Mientras los ilustres comensales deciden, el administrador alista una botella y le pide a Javier que, por favor, tenga la amabilidad de abrirla. Javier toma el San Cristóbal blanco. Se trata, explica, de un exquisito vino cubano, producido en coordinación con Fantinelli, en Pinar del Río.
El sumiller se coloca una servilleta en la mano izquierda, toma el abridor en la derecha y procede a abrir la botella. Sirve algunas copas. Como el que no quiere las cosas muestra su profesionalidad y subraya, de paso, que es un cuadro integral, preparado para cumplir su misión histórica o mejor dicho, su misión social, que no es para tanto, señores.
En efecto, todo sale. El servicio expone su engrasada maquinaria y los comensales pasan del mar y tierra al postre y de este al café. Cuando la nueva dependienta sirve el resumen del aromático grano, Javier la observa detenidamente y rectifica su opinión inicial. Esta niña no está nada mal, está muy bien.
El que sí está mal es el auditor principal, le dice Javier Oliva a Javier. Ya le hizo la historia del restaurante, de sus múltiples éxitos, del trabajo acucioso para bajar los costos sin afectar la calidad, sin afectar al cliente…y nada: el hombre no concede opciones de diálogo, ni siquiera puede afirmarse categóricamente que escuche.
Pero Javier es un cuadro. Primero se encabrona consigo mismo porque ha recurrido a las enseñanzas de los últimos cursos de dirección y no ha logrado resultados. Luego analiza a su contrincante: este tipo es capaz de sacar de quicio a la calma; eso piensa, aunque no lo dice.

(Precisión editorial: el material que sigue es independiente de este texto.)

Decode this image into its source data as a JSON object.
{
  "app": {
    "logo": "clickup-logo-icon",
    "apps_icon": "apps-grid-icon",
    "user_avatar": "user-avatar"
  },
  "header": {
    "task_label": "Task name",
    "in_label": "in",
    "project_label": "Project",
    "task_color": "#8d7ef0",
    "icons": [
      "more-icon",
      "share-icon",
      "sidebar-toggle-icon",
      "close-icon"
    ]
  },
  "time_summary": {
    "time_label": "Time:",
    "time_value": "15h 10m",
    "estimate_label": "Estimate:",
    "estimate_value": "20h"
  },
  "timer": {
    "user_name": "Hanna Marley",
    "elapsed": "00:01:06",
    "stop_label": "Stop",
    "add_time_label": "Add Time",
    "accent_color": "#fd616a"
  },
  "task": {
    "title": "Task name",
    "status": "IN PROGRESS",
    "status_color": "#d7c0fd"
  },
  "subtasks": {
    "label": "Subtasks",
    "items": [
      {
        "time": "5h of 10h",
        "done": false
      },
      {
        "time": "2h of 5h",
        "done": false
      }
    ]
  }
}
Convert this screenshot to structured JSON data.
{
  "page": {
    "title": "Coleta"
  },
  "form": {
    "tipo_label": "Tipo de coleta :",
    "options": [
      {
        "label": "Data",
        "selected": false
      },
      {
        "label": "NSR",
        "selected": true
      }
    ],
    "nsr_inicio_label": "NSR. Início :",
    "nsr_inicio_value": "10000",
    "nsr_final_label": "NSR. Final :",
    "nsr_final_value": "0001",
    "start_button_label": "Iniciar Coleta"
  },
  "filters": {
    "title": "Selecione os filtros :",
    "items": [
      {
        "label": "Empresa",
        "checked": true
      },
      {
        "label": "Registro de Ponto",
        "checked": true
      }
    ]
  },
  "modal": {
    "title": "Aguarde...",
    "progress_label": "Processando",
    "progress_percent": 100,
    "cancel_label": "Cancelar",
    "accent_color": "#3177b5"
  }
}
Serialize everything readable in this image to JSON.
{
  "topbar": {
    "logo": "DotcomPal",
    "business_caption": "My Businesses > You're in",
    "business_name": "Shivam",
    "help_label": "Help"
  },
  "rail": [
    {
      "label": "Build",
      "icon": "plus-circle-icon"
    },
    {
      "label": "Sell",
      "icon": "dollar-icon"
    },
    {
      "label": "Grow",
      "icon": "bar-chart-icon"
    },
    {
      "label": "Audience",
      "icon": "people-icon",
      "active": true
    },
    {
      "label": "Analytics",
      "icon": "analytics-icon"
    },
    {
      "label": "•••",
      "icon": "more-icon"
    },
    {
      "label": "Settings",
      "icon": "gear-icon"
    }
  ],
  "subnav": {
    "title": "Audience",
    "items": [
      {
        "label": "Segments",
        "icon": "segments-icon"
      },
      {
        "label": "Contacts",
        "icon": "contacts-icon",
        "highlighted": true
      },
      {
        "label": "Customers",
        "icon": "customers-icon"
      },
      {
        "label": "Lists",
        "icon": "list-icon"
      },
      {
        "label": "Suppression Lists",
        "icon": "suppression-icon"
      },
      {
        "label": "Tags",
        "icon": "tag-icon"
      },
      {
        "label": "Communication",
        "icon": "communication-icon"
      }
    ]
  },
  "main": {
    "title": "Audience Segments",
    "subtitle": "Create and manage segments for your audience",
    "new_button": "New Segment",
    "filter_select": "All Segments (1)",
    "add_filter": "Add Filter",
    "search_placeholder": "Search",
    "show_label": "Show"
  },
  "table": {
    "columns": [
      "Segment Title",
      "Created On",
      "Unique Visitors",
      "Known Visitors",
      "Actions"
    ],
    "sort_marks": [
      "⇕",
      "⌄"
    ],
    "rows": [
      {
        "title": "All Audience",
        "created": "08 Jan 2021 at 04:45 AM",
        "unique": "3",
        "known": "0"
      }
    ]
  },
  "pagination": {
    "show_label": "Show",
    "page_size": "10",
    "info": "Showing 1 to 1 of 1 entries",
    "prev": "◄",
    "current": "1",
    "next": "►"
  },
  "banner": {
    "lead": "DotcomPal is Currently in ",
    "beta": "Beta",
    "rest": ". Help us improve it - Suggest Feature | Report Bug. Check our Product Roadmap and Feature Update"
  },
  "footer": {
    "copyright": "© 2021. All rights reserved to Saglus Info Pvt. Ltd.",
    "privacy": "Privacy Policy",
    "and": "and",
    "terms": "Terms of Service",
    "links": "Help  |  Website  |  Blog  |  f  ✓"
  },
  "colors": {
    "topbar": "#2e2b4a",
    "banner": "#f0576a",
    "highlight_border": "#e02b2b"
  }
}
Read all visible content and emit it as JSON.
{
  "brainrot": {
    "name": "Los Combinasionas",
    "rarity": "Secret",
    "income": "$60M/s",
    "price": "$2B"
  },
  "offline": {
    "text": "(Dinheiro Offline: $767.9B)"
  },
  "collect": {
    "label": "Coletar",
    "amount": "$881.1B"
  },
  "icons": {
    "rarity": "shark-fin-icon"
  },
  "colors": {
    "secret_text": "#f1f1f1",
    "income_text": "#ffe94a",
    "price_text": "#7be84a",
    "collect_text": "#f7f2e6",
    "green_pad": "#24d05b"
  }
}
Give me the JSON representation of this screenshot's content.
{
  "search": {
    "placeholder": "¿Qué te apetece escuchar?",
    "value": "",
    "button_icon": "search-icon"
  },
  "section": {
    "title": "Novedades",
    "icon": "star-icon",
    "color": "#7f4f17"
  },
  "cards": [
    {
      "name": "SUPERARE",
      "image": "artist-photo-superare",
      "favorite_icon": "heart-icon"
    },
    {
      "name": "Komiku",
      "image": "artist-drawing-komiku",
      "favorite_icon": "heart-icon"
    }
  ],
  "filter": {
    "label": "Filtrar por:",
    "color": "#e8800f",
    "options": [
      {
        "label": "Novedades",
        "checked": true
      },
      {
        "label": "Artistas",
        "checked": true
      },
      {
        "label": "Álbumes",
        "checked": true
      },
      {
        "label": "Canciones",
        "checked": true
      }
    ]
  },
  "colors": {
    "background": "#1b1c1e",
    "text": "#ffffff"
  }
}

Acopia paciencia y ataca.
-A mí me parece, que podríamos ponernos de acuerdo sobre el programa de la auditoria.
El auditor general consigue diferir un bostezo y responde que no es necesario. Informa que mañana el equipo estará en la oficina a eso de las ocho.
-Nos reunimos cada día y definimos el plan, porque no hay un calendario preestablecido. Valoramos qué lugares visitar y te lo informamos, nos dividimos en dúos y a trabajar. Como todas las unidades están preparadas, no debe haber problemas.

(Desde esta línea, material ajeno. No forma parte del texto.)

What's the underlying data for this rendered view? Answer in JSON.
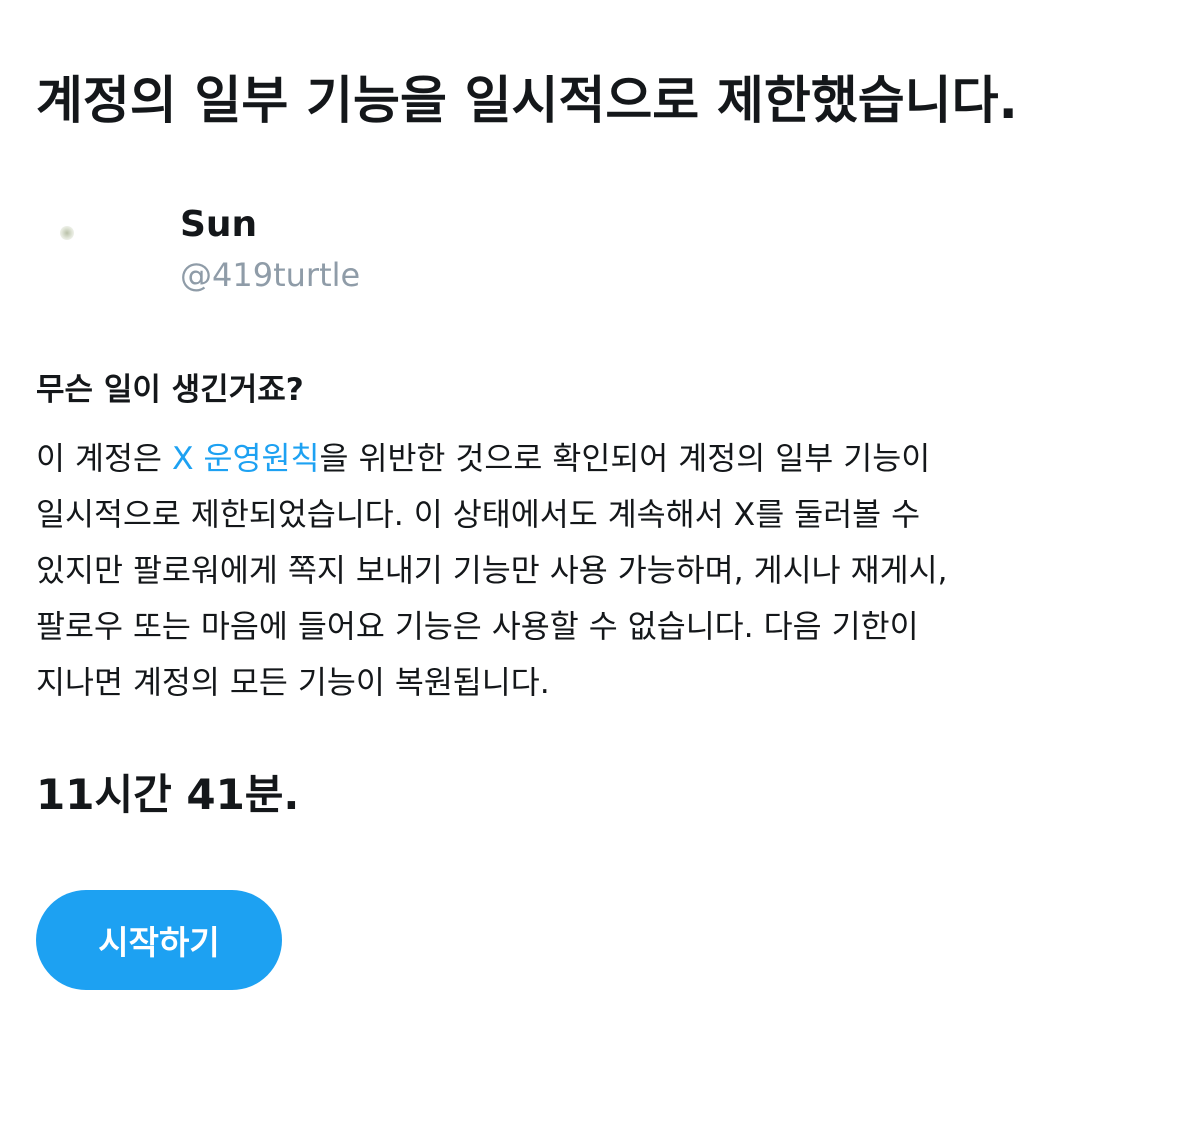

A la mañana siguiente los auditores llegan a la gerencia. Se reúnen en el saloncito. Maria entra a servir el café. El auditor jefe señala los lugares que controlarán, indica la conformación de los tres dúos y le pregunta a Javier si hay algún problema. No, no hay ningún problema. Maria se retira. Entonces, dice el jefe de los controladores, el plan del día queda aprobado de mutuo acuerdo. Los auditores salen al parqueo y marchan hacia las instalaciones.
Maria corre al teléfono, parece más flaca de lo que realmente es, y más activa. Atrapa el auricular y por iniciativa propia llama a las unidades que serán controladas. Utiliza una clave de su cosecha: la mercancía que usted pidió va inmediatamente, y cuelga. Todos están preparados, pero una alerta a tiempo nunca está de más, contribuye a evitar sorpresas.
El teléfono de las dos oficinas principales de la compañía suena constantemente. Maria vuela de una oficina a la otra. En las unidades los administradores revisan planes, los económicos alistan documentos, los dependientes repasan cubiertos y copas, los cocineros ponen a punto sus utensilios de labor y su imaginación, los porteros se anudan otra vez las corbatas. Los únicos ajenos al zafarrancho son quienes lo causan. Los auditores piden papeles, cuentan, preguntan, apuntan. Jefes y empleados corren solícitos. A este hermoso ajetreo se le denomina, técnicamente, ambiente de control.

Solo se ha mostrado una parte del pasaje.